2025-03-28 19:36:53 -07:00
Linus Torvalds
1a9239bb42 Networking changes for 6.15.
Core & protocols
 ----------------
 
  - Continue Netlink conversions to per-namespace RTNL lock
    (IPv4 routing, routing rules, routing next hops, ARP ioctls).
 
  - Continue extending the use of netdev instance locks. As a driver
    opt-in protect queue operations and (in due course) ethtool
    operations with the instance lock and not RTNL lock.
 
  - Support collecting TCP timestamps (data submitted, sent, acked)
    in BPF, allowing for transparent (to the application) and lower
    overhead tracking of TCP RPC performance.
 
  - Tweak existing networking Rx zero-copy infra to support zero-copy
    Rx via io_uring.
 
  - Optimize MPTCP performance in single subflow mode by 29%.
 
  - Enable GRO on packets which went thru XDP CPU redirect (were queued
    for processing on a different CPU). Improving TCP stream performance
    up to 2x.
 
  - Improve performance of contended connect() by 200% by searching
    for an available 4-tuple under RCU rather than a spin lock.
    Bring an additional 229% improvement by tweaking hash distribution.
 
  - Avoid unconditionally touching sk_tsflags on RX, improving
    performance under UDP flood by as much as 10%.
 
  - Avoid skb_clone() dance in ping_rcv() to improve performance under
    ping flood.
 
  - Avoid FIB lookup in netfilter if socket is available, 20% perf win.
 
  - Rework network device creation (in-kernel) API to more clearly
    identify network namespaces and their roles.

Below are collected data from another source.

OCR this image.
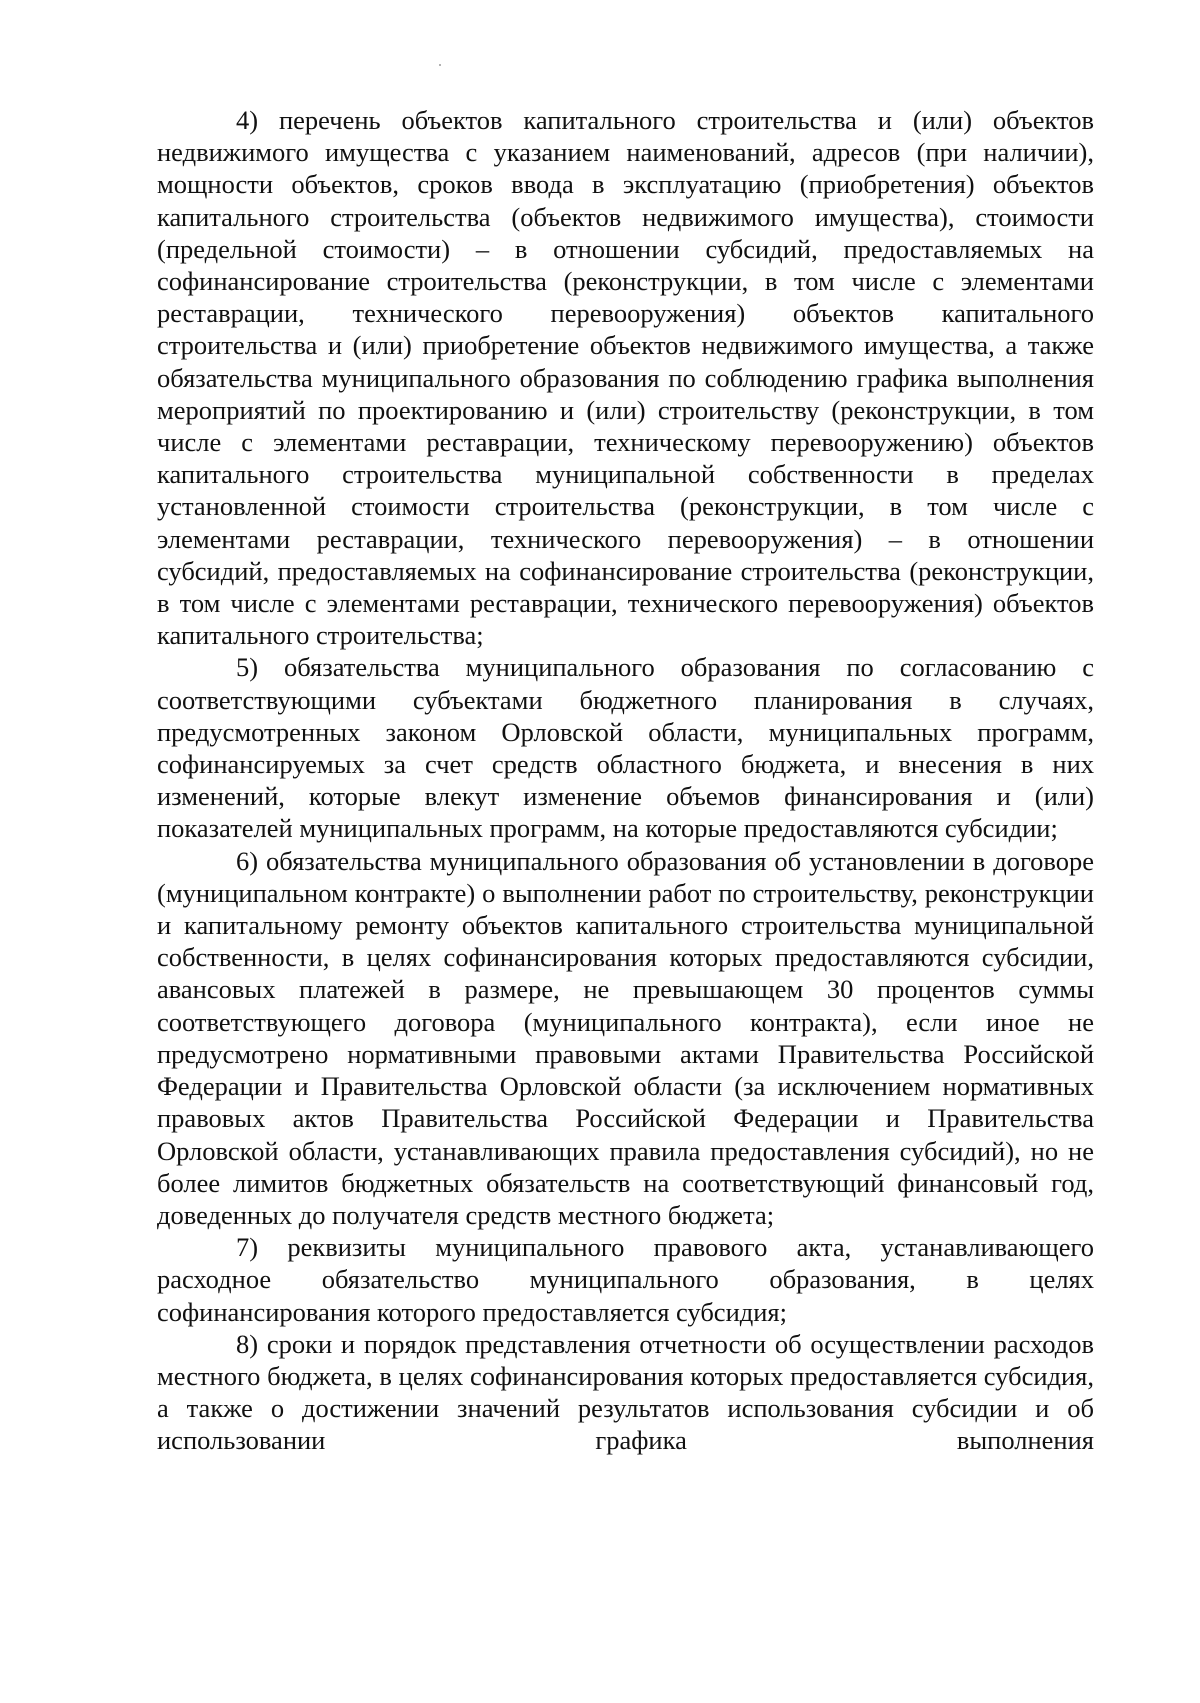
4) перечень объектов капитального строительства и (или) объектов недвижимого имущества с указанием наименований, адресов (при наличии), мощности объектов, сроков ввода в эксплуатацию (приобретения) объектов капитального строительства (объектов недвижимого имущества), стоимости (предельной стоимости) – в отношении субсидий, предоставляемых на софинансирование строительства (реконструкции, в том числе с элементами реставрации, технического перевооружения) объектов капитального строительства и (или) приобретение объектов недвижимого имущества, а также обязательства муниципального образования по соблюдению графика выполнения мероприятий по проектированию и (или) строительству (реконструкции, в том числе с элементами реставрации, техническому перевооружению) объектов капитального строительства муниципальной собственности в пределах установленной стоимости строительства (реконструкции, в том числе с элементами реставрации, технического перевооружения) – в отношении субсидий, предоставляемых на софинансирование строительства (реконструкции, в том числе с элементами реставрации, технического перевооружения) объектов капитального строительства;

5) обязательства муниципального образования по согласованию с соответствующими субъектами бюджетного планирования в случаях, предусмотренных законом Орловской области, муниципальных программ, софинансируемых за счет средств областного бюджета, и внесения в них изменений, которые влекут изменение объемов финансирования и (или) показателей муниципальных программ, на которые предоставляются субсидии;

6) обязательства муниципального образования об установлении в договоре (муниципальном контракте) о выполнении работ по строительству, реконструкции и капитальному ремонту объектов капитального строительства муниципальной собственности, в целях софинансирования которых предоставляются субсидии, авансовых платежей в размере, не превышающем 30 процентов суммы соответствующего договора (муниципального контракта), если иное не предусмотрено нормативными правовыми актами Правительства Российской Федерации и Правительства Орловской области (за исключением нормативных правовых актов Правительства Российской Федерации и Правительства Орловской области, устанавливающих правила предоставления субсидий), но не более лимитов бюджетных обязательств на соответствующий финансовый год, доведенных до получателя средств местного бюджета;

7) реквизиты муниципального правового акта, устанавливающего расходное обязательство муниципального образования, в целях софинансирования которого предоставляется субсидия;

8) сроки и порядок представления отчетности об осуществлении расходов местного бюджета, в целях софинансирования которых предоставляется субсидия, а также о достижении значений результатов использования субсидии и об использовании графика выполнения
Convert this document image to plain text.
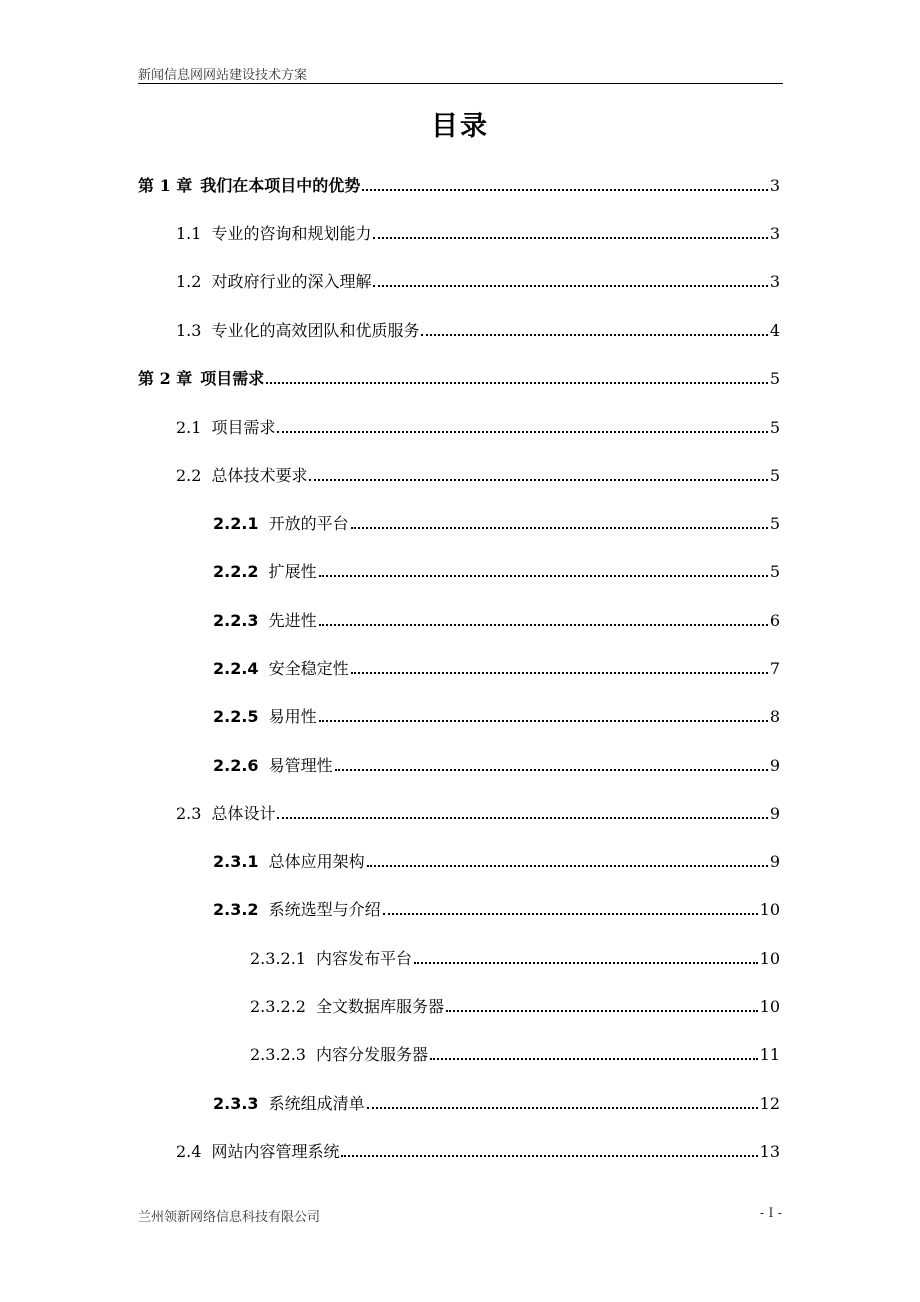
新闻信息网网站建设技术方案
目录
第 1 章 我们在本项目中的优势	3
1.1 专业的咨询和规划能力	3
1.2 对政府行业的深入理解	3
1.3 专业化的高效团队和优质服务	4
第 2 章 项目需求	5
2.1 项目需求	5
2.2 总体技术要求	5
2.2.1 开放的平台	5
2.2.2 扩展性	5
2.2.3 先进性	6
2.2.4 安全稳定性	7
2.2.5 易用性	8
2.2.6 易管理性	9
2.3 总体设计	9
2.3.1 总体应用架构	9
2.3.2 系统选型与介绍	10
2.3.2.1 内容发布平台	10
2.3.2.2 全文数据库服务器	10
2.3.2.3 内容分发服务器	11
2.3.3 系统组成清单	12
2.4 网站内容管理系统	13
兰州领新网络信息科技有限公司	- I -
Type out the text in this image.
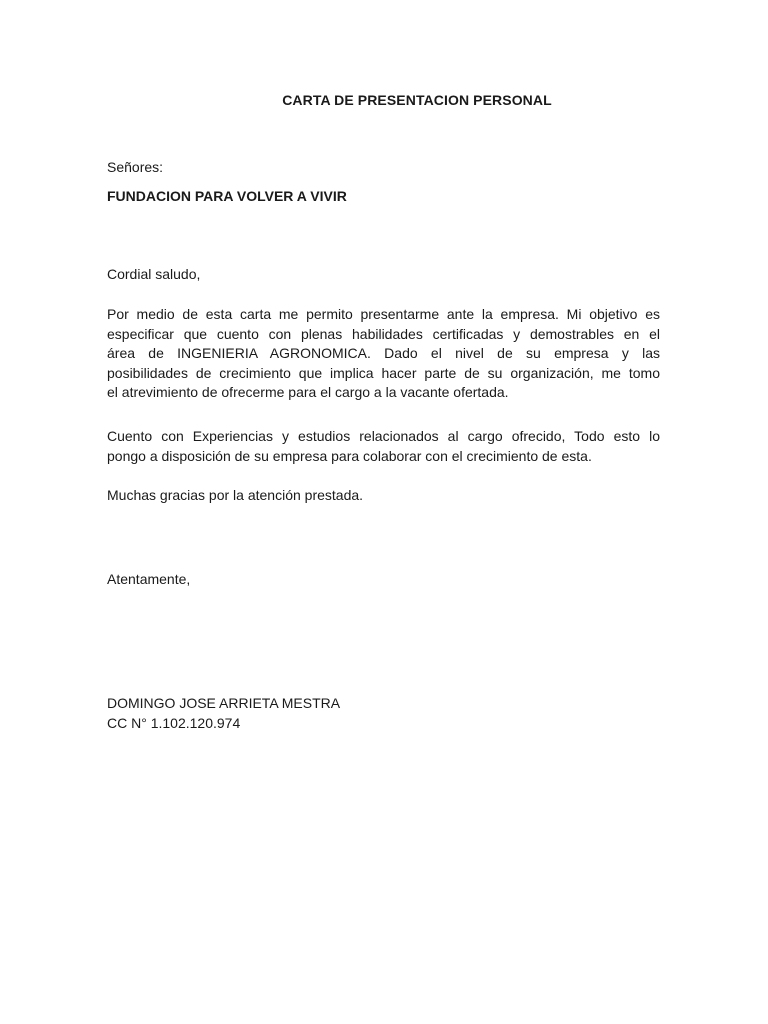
CARTA DE PRESENTACION PERSONAL
Señores:
FUNDACION PARA VOLVER A VIVIR
Cordial saludo,
Por medio de esta carta me permito presentarme ante la empresa. Mi objetivo es
especificar que cuento con plenas habilidades certificadas y demostrables en el
área de INGENIERIA AGRONOMICA. Dado el nivel de su empresa y las
posibilidades de crecimiento que implica hacer parte de su organización, me tomo
el atrevimiento de ofrecerme para el cargo a la vacante ofertada.
Cuento con Experiencias y estudios relacionados al cargo ofrecido, Todo esto lo
pongo a disposición de su empresa para colaborar con el crecimiento de esta.
Muchas gracias por la atención prestada.
Atentamente,
DOMINGO JOSE ARRIETA MESTRA
CC N° 1.102.120.974
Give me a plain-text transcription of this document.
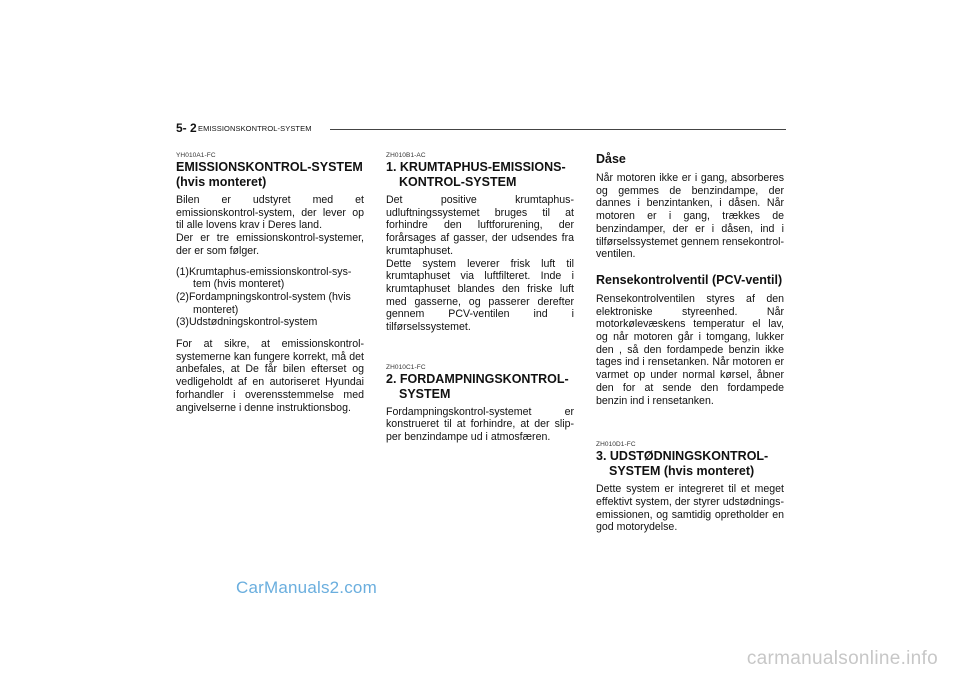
5- 2 EMISSIONSKONTROL-SYSTEM
YH010A1-FC
EMISSIONSKONTROL-SYSTEM (hvis monteret)

Bilen er udstyret med et emissionskontrol-system, der lever op til alle lovens krav i Deres land.

Der er tre emissionskontrol-systemer, der er som følger.

(1)Krumtaphus-emissionskontrol-sys-tem (hvis monteret)
(2)Fordampningskontrol-system (hvis monteret)
(3)Udstødningskontrol-system

For at sikre, at emissionskontrol-systemerne kan fungere korrekt, må det anbefales, at De får bilen efterset og vedligeholdt af en autoriseret Hyundai forhandler i overensstemmelse med angivelserne i denne instruktionsbog.

ZH010B1-AC
1. KRUMTAPHUS-EMISSIONS-KONTROL-SYSTEM

Det positive krumtaphus-udluftningssystemet bruges til at forhindre den luftforurening, der forårsages af gasser, der udsendes fra krumtaphuset.

Dette system leverer frisk luft til krumtaphuset via luftfilteret. Inde i krumtaphuset blandes den friske luft med gasserne, og passerer derefter gennem PCV-ventilen ind i tilførselssystemet.

ZH010C1-FC
2. FORDAMPNINGSKONTROL-SYSTEM

Fordampningskontrol-systemet er konstrueret til at forhindre, at der slip-per benzindampe ud i atmosfæren.

Dåse

Når motoren ikke er i gang, absorberes og gemmes de benzindampe, der dannes i benzintanken, i dåsen. Når motoren er i gang, trækkes de benzindamper, der er i dåsen, ind i tilførselssystemet gennem rensekontrol-ventilen.

Rensekontrolventil (PCV-ventil)

Rensekontrolventilen styres af den elektroniske styreenhed. Når motorkølevæskens temperatur el lav, og når motoren går i tomgang, lukker den , så den fordampede benzin ikke tages ind i rensetanken. Når motoren er varmet op under normal kørsel, åbner den for at sende den fordampede benzin ind i rensetanken.

ZH010D1-FC
3. UDSTØDNINGSKONTROL-SYSTEM (hvis monteret)

Dette system er integreret til et meget effektivt system, der styrer udstødnings-emissionen, og samtidig opretholder en god motorydelse.

CarManuals2.com
carmanualsonline.info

    There are up to 4 namespace roles but we used to have just 2 netns
    pointer arguments, interpreted differently based on context.
 
  - Use sysfs_break_active_protection() instead of trylock to avoid
    deadlocks between unregistering objects and sysfs access.
 
  - Add a new sysctl and sockopt for capping max retransmit timeout
    in TCP.
 
  - Support masking port and DSCP in routing rule matches.
 
  - Support dumping IPv4 multicast addresses with RTM_GETMULTICAST.
 
  - Support specifying at what time packet should be sent on AF_XDP
    sockets.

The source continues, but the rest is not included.